With the segregation of soils creating an extra burden, Ristow calculated that in order to complete the mass excavation on time, he would need to employ both of his Komatsu PC300LC-6 hydraulic excavators. “We knew that one PC300 wasn’t going to be adequate, so we calculated that in order to meet our schedule of between 2,000 and 2,500 cubic yards of production per day, we were going to need two PC300s running.”
Schneider Excavating’s excavators have been outfitted with a couple of modifications that help enhance their productivity, according to Ristow. “We have our PC300s equipped with Hendrix quick couplers so changing attachments is controlled from the cab. Before we had to take maybe a half-hour to switch a bucket. Now, right from the cab, the operator just flips a little button that untoggles a latch, unclips one bucket, and clips in another within one minute. He never leaves the cab, and he has a new attachment on it.”
Ristow also equipped the PC300LC-6s with the Topcon Touch Series Five automatic slope- and depth-control laser system—the first Komatsu excavators in the world with that system. The system automatically links several sensors to a hydraulic valve control box and an operator’s control panel to automatically control depth and slope of a cut. The control is achieved by making precise automatic adjustments in both the tilt of the bucket and the up and down movement of the boom.

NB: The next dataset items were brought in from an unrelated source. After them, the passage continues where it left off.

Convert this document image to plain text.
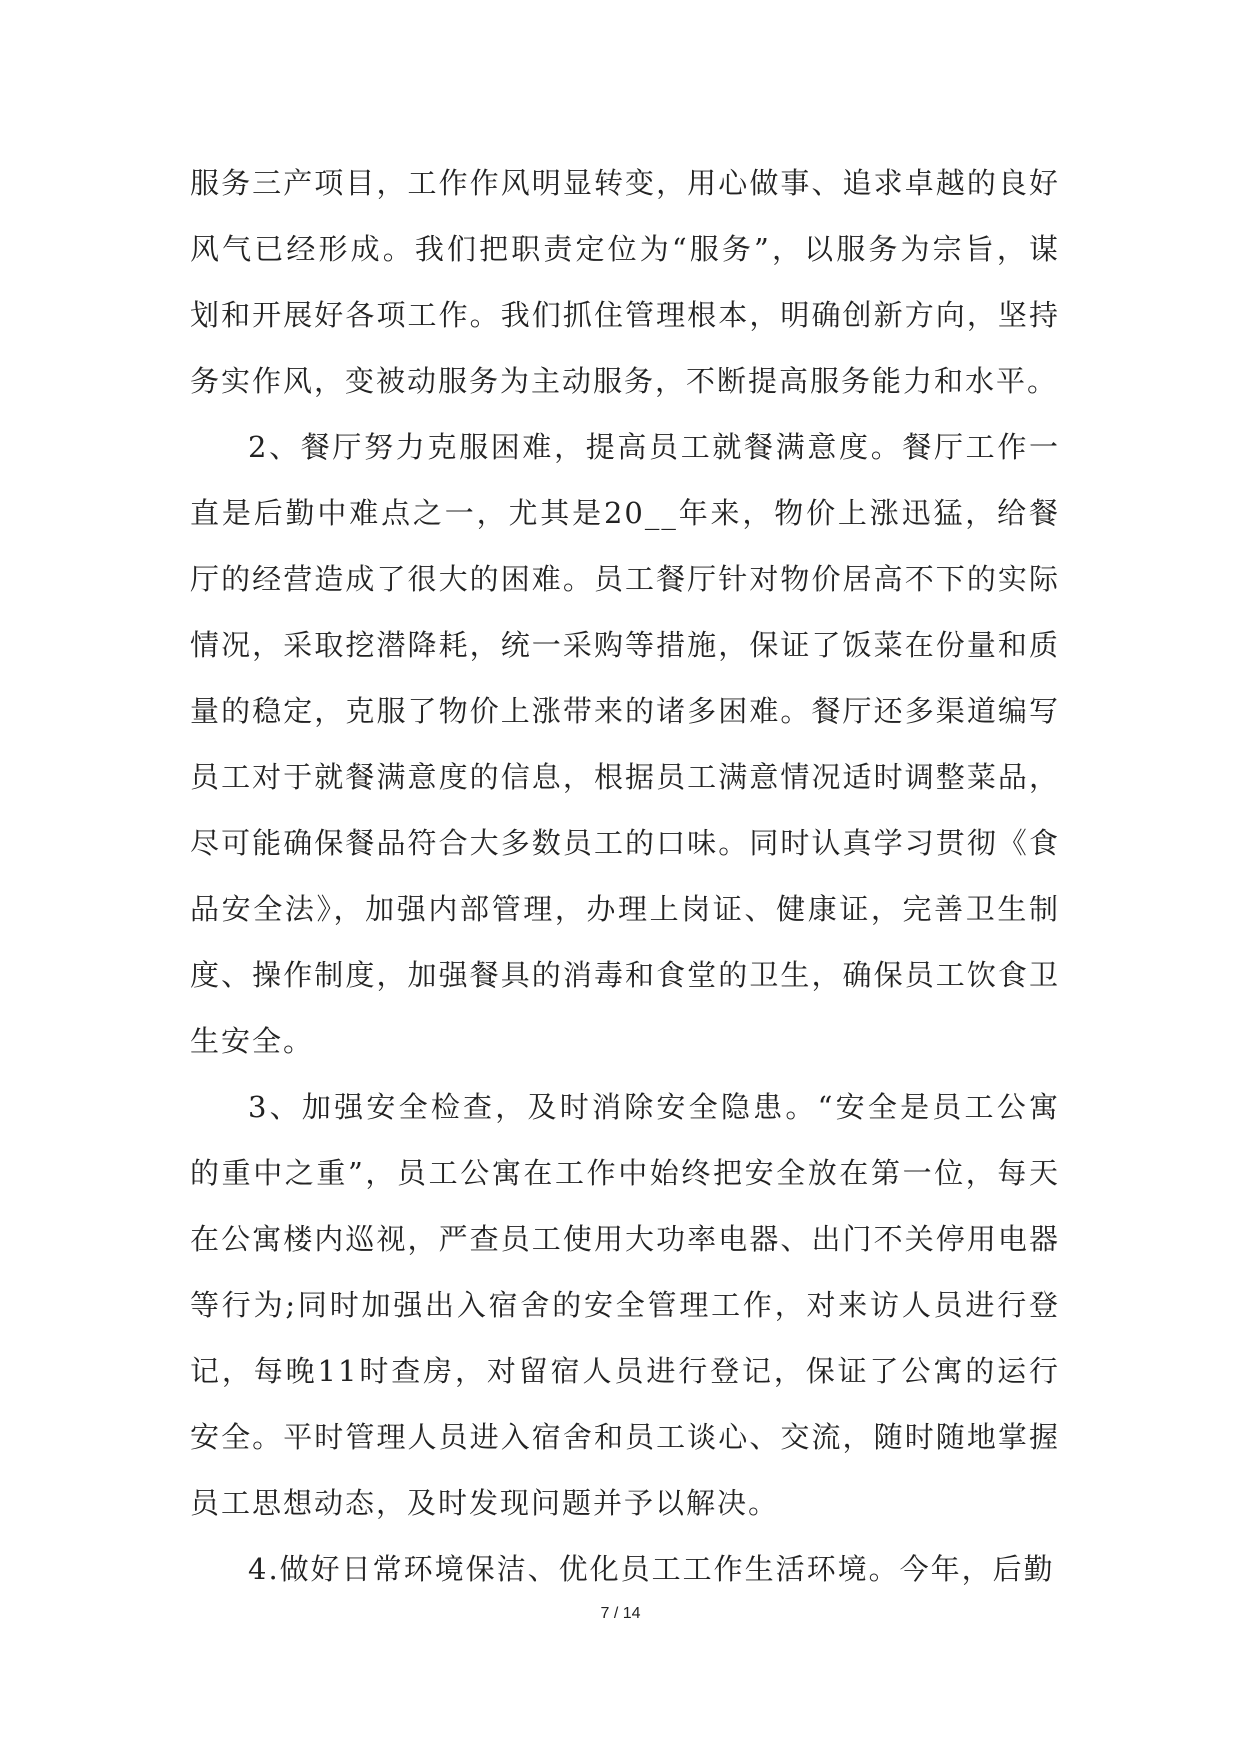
服务三产项目，工作作风明显转变，用心做事、追求卓越的良好风气已经形成。我们把职责定位为“服务”，以服务为宗旨，谋划和开展好各项工作。我们抓住管理根本，明确创新方向，坚持务实作风，变被动服务为主动服务，不断提高服务能力和水平。

2、餐厅努力克服困难，提高员工就餐满意度。餐厅工作一直是后勤中难点之一，尤其是20__年来，物价上涨迅猛，给餐厅的经营造成了很大的困难。员工餐厅针对物价居高不下的实际情况，采取挖潜降耗，统一采购等措施，保证了饭菜在份量和质量的稳定，克服了物价上涨带来的诸多困难。餐厅还多渠道编写员工对于就餐满意度的信息，根据员工满意情况适时调整菜品，尽可能确保餐品符合大多数员工的口味。同时认真学习贯彻《食品安全法》，加强内部管理，办理上岗证、健康证，完善卫生制度、操作制度，加强餐具的消毒和食堂的卫生，确保员工饮食卫生安全。

3、加强安全检查，及时消除安全隐患。“安全是员工公寓的重中之重”，员工公寓在工作中始终把安全放在第一位，每天在公寓楼内巡视，严查员工使用大功率电器、出门不关停用电器等行为;同时加强出入宿舍的安全管理工作，对来访人员进行登记，每晚11时查房，对留宿人员进行登记，保证了公寓的运行安全。平时管理人员进入宿舍和员工谈心、交流，随时随地掌握员工思想动态，及时发现问题并予以解决。

4.做好日常环境保洁、优化员工工作生活环境。今年，后勤

7 / 14
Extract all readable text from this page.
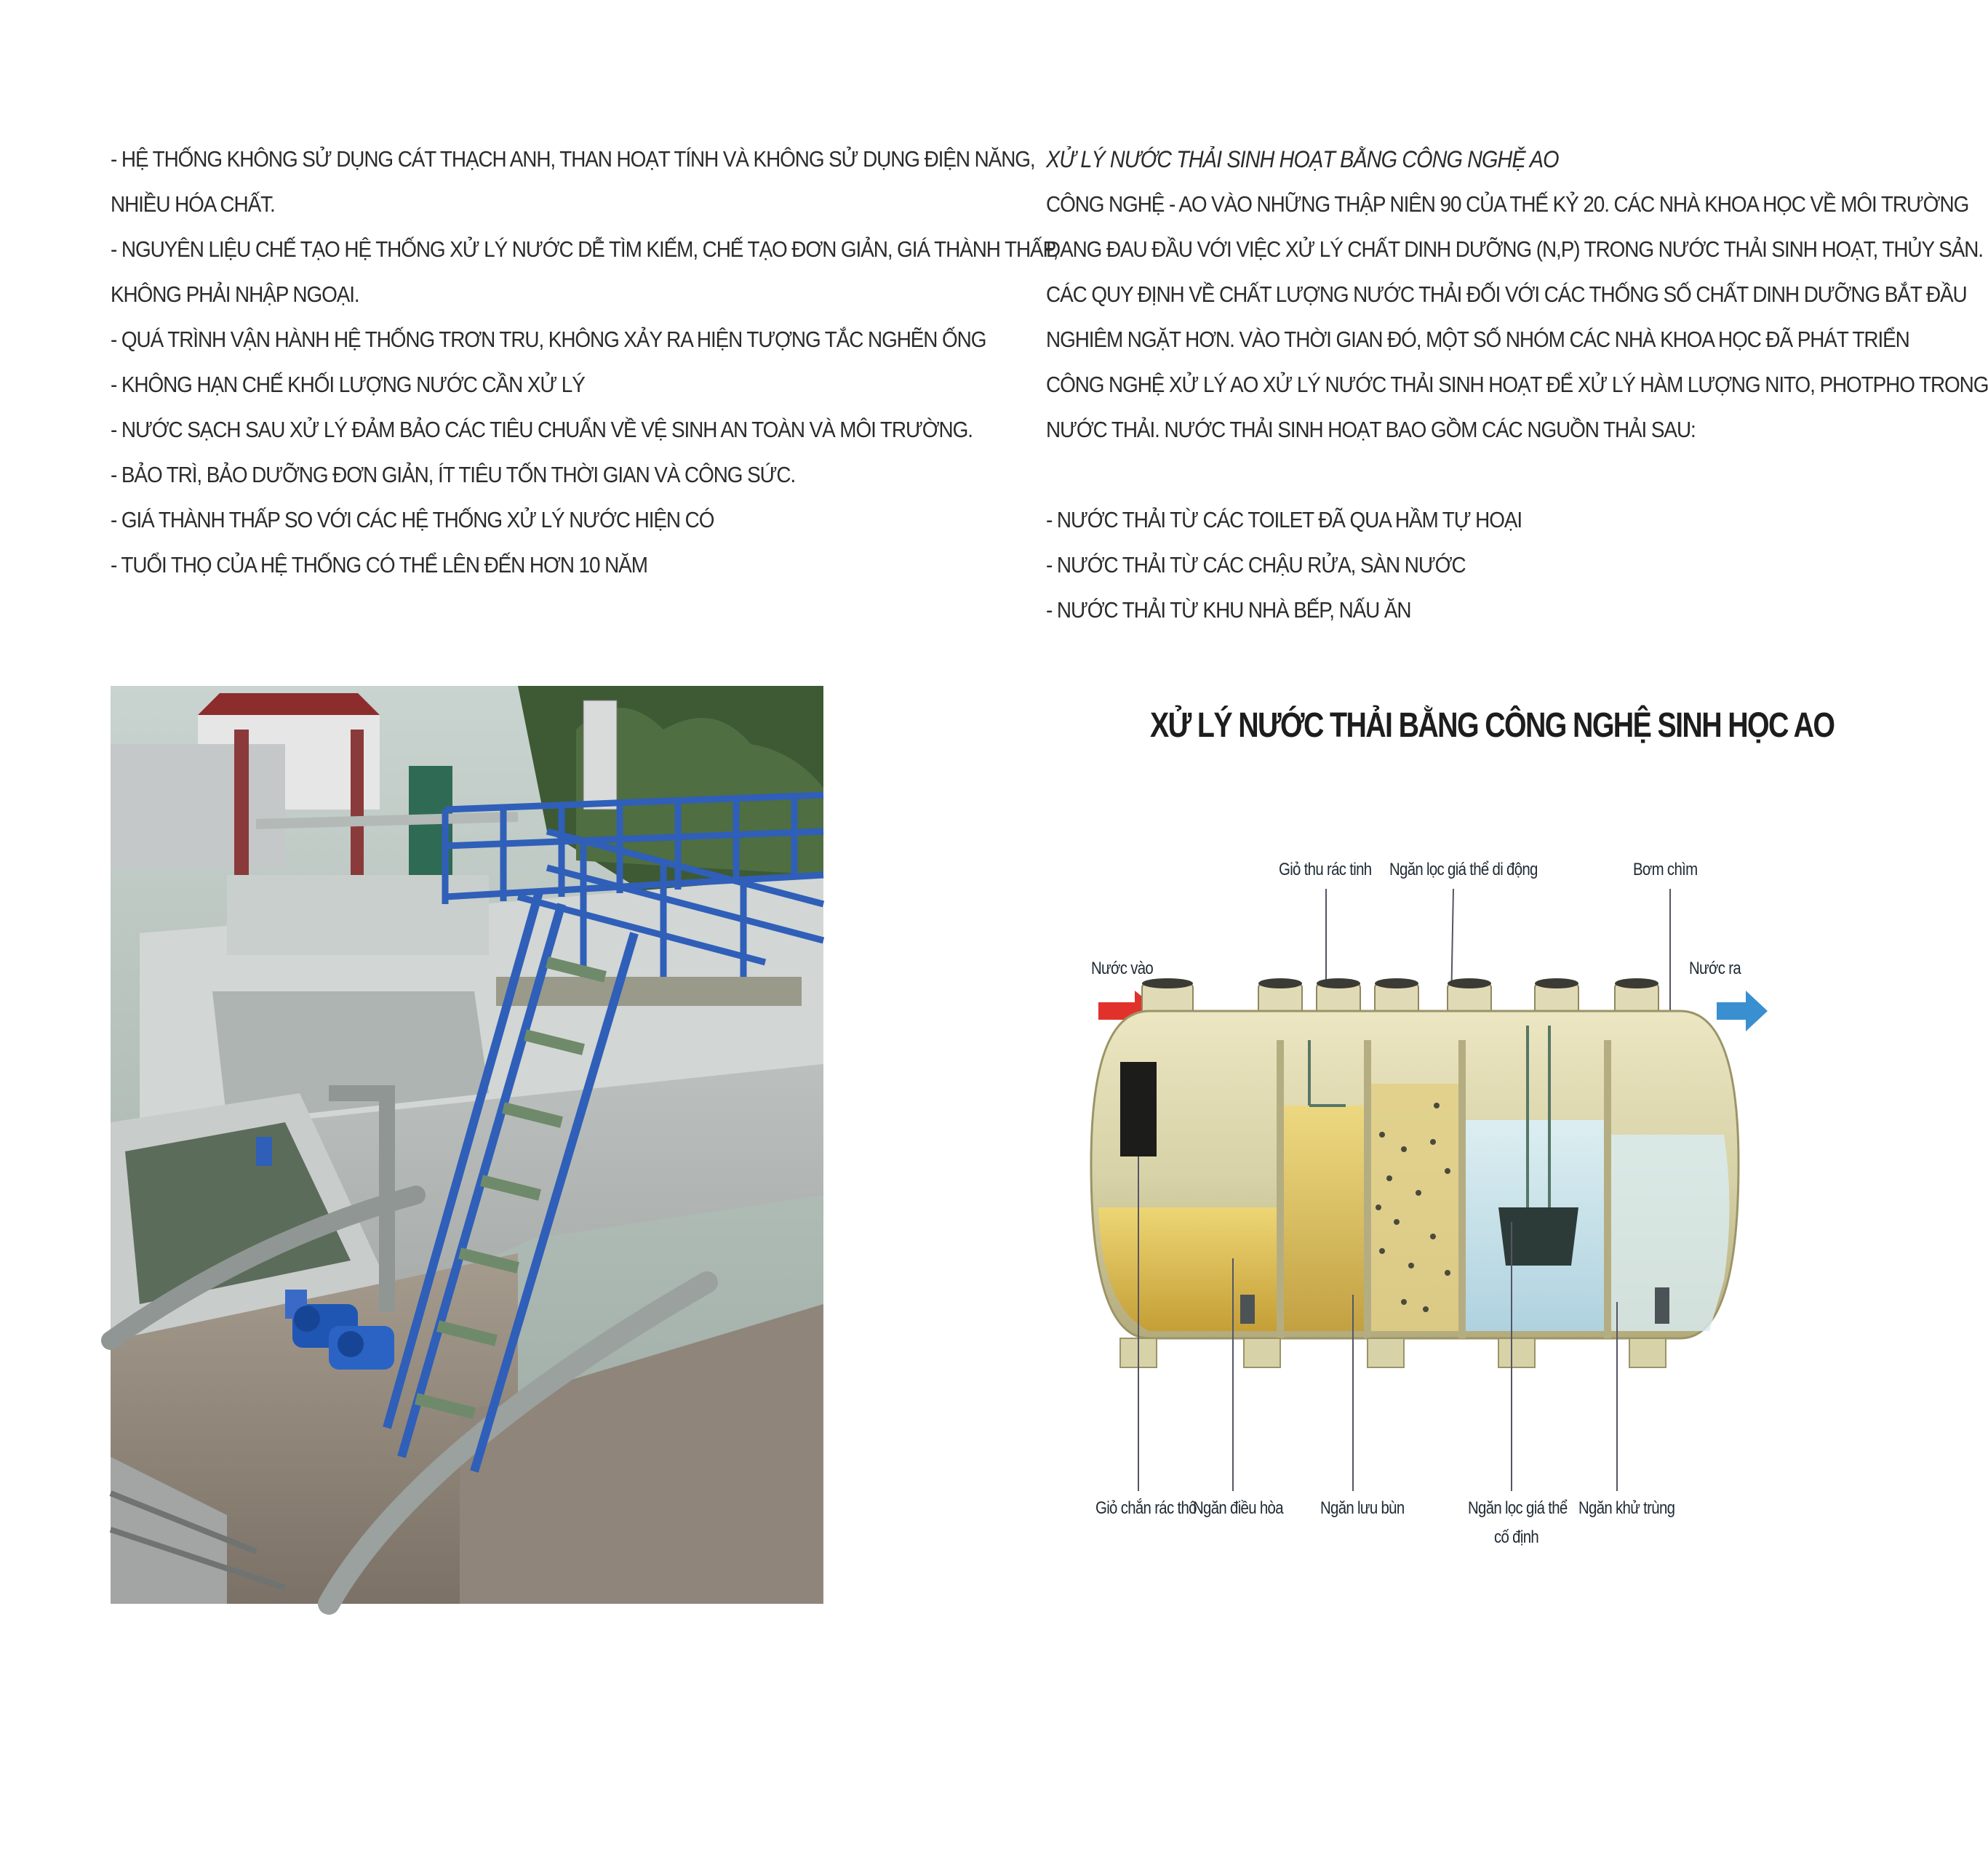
- HỆ THỐNG KHÔNG SỬ DỤNG CÁT THẠCH ANH, THAN HOẠT TÍNH VÀ KHÔNG SỬ DỤNG ĐIỆN NĂNG,
NHIỀU HÓA CHẤT.
- NGUYÊN LIỆU CHẾ TẠO HỆ THỐNG XỬ LÝ NƯỚC DỄ TÌM KIẾM, CHẾ TẠO ĐƠN GIẢN, GIÁ THÀNH THẤP,
KHÔNG PHẢI NHẬP NGOẠI.
- QUÁ TRÌNH VẬN HÀNH HỆ THỐNG TRƠN TRU, KHÔNG XẢY RA HIỆN TƯỢNG TẮC NGHẼN ỐNG
- KHÔNG HẠN CHẾ KHỐI LƯỢNG NƯỚC CẦN XỬ LÝ
- NƯỚC SẠCH SAU XỬ LÝ ĐẢM BẢO CÁC TIÊU CHUẨN VỀ VỆ SINH AN TOÀN VÀ MÔI TRƯỜNG.
- BẢO TRÌ, BẢO DƯỠNG ĐƠN GIẢN, ÍT TIÊU TỐN THỜI GIAN VÀ CÔNG SỨC.
- GIÁ THÀNH THẤP SO VỚI CÁC HỆ THỐNG XỬ LÝ NƯỚC HIỆN CÓ
- TUỔI THỌ CỦA HỆ THỐNG CÓ THỂ LÊN ĐẾN HƠN 10 NĂM
XỬ LÝ NƯỚC THẢI SINH HOẠT BẰNG CÔNG NGHỆ AO
CÔNG NGHỆ - AO VÀO NHỮNG THẬP NIÊN 90 CỦA THẾ KỶ 20. CÁC NHÀ KHOA HỌC VỀ MÔI TRƯỜNG
ĐANG ĐAU ĐẦU VỚI VIỆC XỬ LÝ CHẤT DINH DƯỠNG (N,P) TRONG NƯỚC THẢI SINH HOẠT, THỦY SẢN.
CÁC QUY ĐỊNH VỀ CHẤT LƯỢNG NƯỚC THẢI ĐỐI VỚI CÁC THỐNG SỐ CHẤT DINH DƯỠNG BẮT ĐẦU
NGHIÊM NGẶT HƠN. VÀO THỜI GIAN ĐÓ, MỘT SỐ NHÓM CÁC NHÀ KHOA HỌC ĐÃ PHÁT TRIỂN
CÔNG NGHỆ XỬ LÝ AO XỬ LÝ NƯỚC THẢI SINH HOẠT ĐỂ XỬ LÝ HÀM LƯỢNG NITO, PHOTPHO TRONG
NƯỚC THẢI. NƯỚC THẢI SINH HOẠT BAO GỒM CÁC NGUỒN THẢI SAU:
- NƯỚC THẢI TỪ CÁC TOILET ĐÃ QUA HẦM TỰ HOẠI
- NƯỚC THẢI TỪ CÁC CHẬU RỬA, SÀN NƯỚC
- NƯỚC THẢI TỪ KHU NHÀ BẾP, NẤU ĂN
XỬ LÝ NƯỚC THẢI BẰNG CÔNG NGHỆ SINH HỌC AO
Giỏ thu rác tinh Ngăn lọc giá thể di động	Bơm chìm
Nước vào	Nước ra
Giỏ chắn rác thô
Ngăn điều hòa Ngăn lưu bùn	Ngăn lọc giá thể
cố định
Ngăn khử trùng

Quality control and increased production is how Ristow summarizes the benefits of the Topcon system. “It gives you a better job at the end. If you’ve got a highly qualified operator and you put him in a computer-aided machine like our Komatsu PC300LC-6, there’s almost nothing he can’t do well. In fact, Mike Bremberger, one of the PC300LC-6 operators, earned a quality improvement award from the Milwaukee Art Museum Building Committee for the work he has done on this project.”
Even though Schneider Excavating earned the museum site development contract because of its low bid, Ristow, owner and president, says that its reputation for quality work certainly didn’t hurt. “We’ve always been known as a trucking company. Mass excavation is one of our fortes. It’s something that a lot of people would say is a Schneider job.”Ristow says this reputation has also been built around good employees. “We’ve always looked at the successes of this company as a team,” says Ristow. “It’s not just me—everybody else does their job so well that it lets me kind of watch what’s happening. I have some very key people who help me here. Our employees represent the company, and we value them a great deal. The reason we get lots of work is because people like working with us. It’s about customer satisfaction. If you don’t care for your customers, someone else will.”